The Washington Post‘s liberal black columnist William Raspberry once said something reasonable on race (he defended the Boy Scouts against charges that their name was racist when applied to blacks). But the DC thought police would have “wilded” any white who made a similar comment.

Whites aren’t even allowed to make political criticisms. Just recently, a white publisher was denied an alumni award by George Washington University because of a “racist remark.” He had called DC Mayor Marion Barry a “clown.”

Barry, a man whose voice would be outlawed if English were made the official language, is a crack-smoking philanderer and former welfare hustler. Now he hustles on a grand scale, but he should not have been called a clown. The remark should have been reported to the Clown Anti-Defamation League.

The received view on these matters was expressed by a black professor at Howard University: blacks cannot be racist; whites always are. This is a useful guide to modern race relations, especially if you’re white and fortunate enough to live in Washington, DC.

In DC, black radio stations urge listeners not to shop in white-owned stores. Black ministers lead anti-white boycotts. Black professors teach that whites invented AIDS and crack cocaine as genocidal “chemical warfare” against blacks. Black employees of convenience stores and gas stations radiate hostility to any white customer. The DC government itself candidly discriminates against whites in employment, contracts, and “city services.”

On the streets—hard as it might be to believe in these days of Benson hurstomania—interracial crime is virtually always black on white, with some of it justified as “fighting the power.” Even in the better areas, black pedestrians make obscene or threatening re marks and shout anti-white rap songs to the accompaniment of ghetto blasters turned to maximum static.

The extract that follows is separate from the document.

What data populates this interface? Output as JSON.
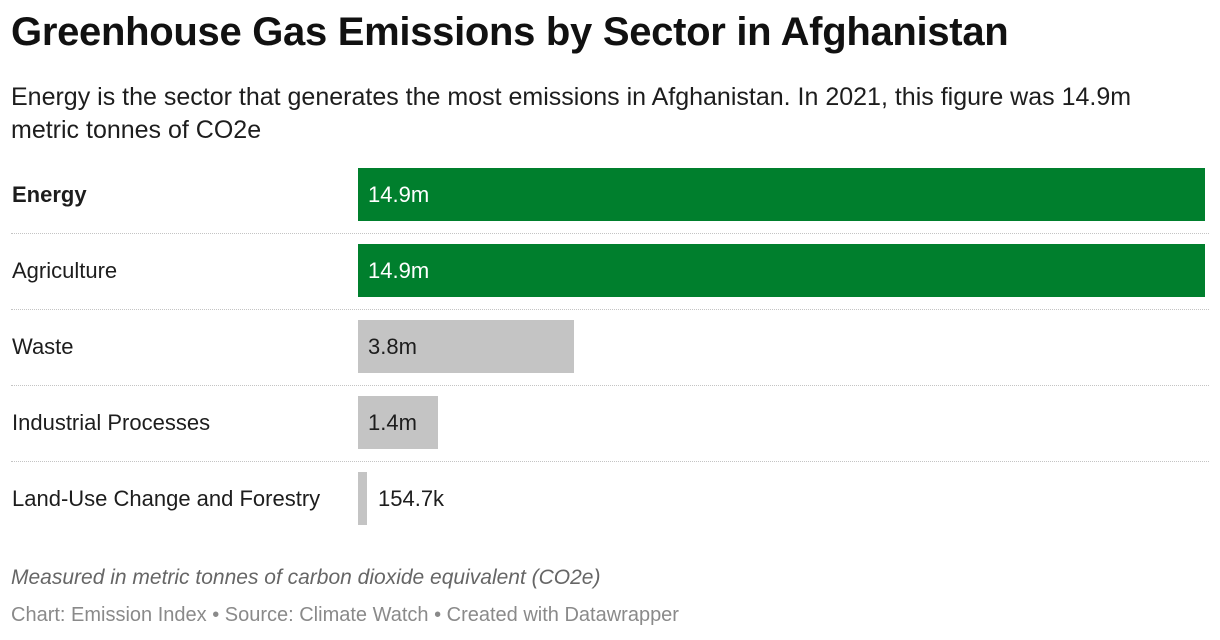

What a relief to walk, shop, or eat in DC’s small Ethiopian area, which is peopled by successful, confident blacks whose self-image is not defined in anti-whiteness and who are therefore invisible in the liberal media.

Not invisible in the liberal media was Raspberry’s recent column about a popular slogan on buttons and T-shirts in the nation’s capital: “It’s a Black Thing. You Wouldn’t Understand.”

This is “hip, humorous, and race conscious in a healthy sort of way,” says Raspberry. “A Congressional Black Caucus is legitimate” but a “Congressional White Caucus would be unthinkable.” “Black Is Beautiful” is permissible, but “White Is Beautiful” is “the slogan of bigots.”

Oh?

We were told the civil rights movement would usher in a color-blind society. In fact, the goal was always a race-obsessed society with state power enforcing discrimination and redistribution in favor of blacks. And that is exactly what we have.

Of course there are racist whites. But outside of a miniscule band of KKK members, few define their lives in anti-blackness. Most DC blacks, on the other hand, seem to be charter members of what we might call the BBB.

We are supposed to condone DC, the aptly nicknamed “workfree drug place” with its anti-white government, anti-white radio, anti-white ministers, anti-white universities, and anti-white citizenry, while denouncing white racism and the dreaded thought crime of “insensitivity,” or so says William Raspberry.

One of my rules is to never trust a liberal columnist whose last name is a little red fruit. So far I’ve had no reason to amend it.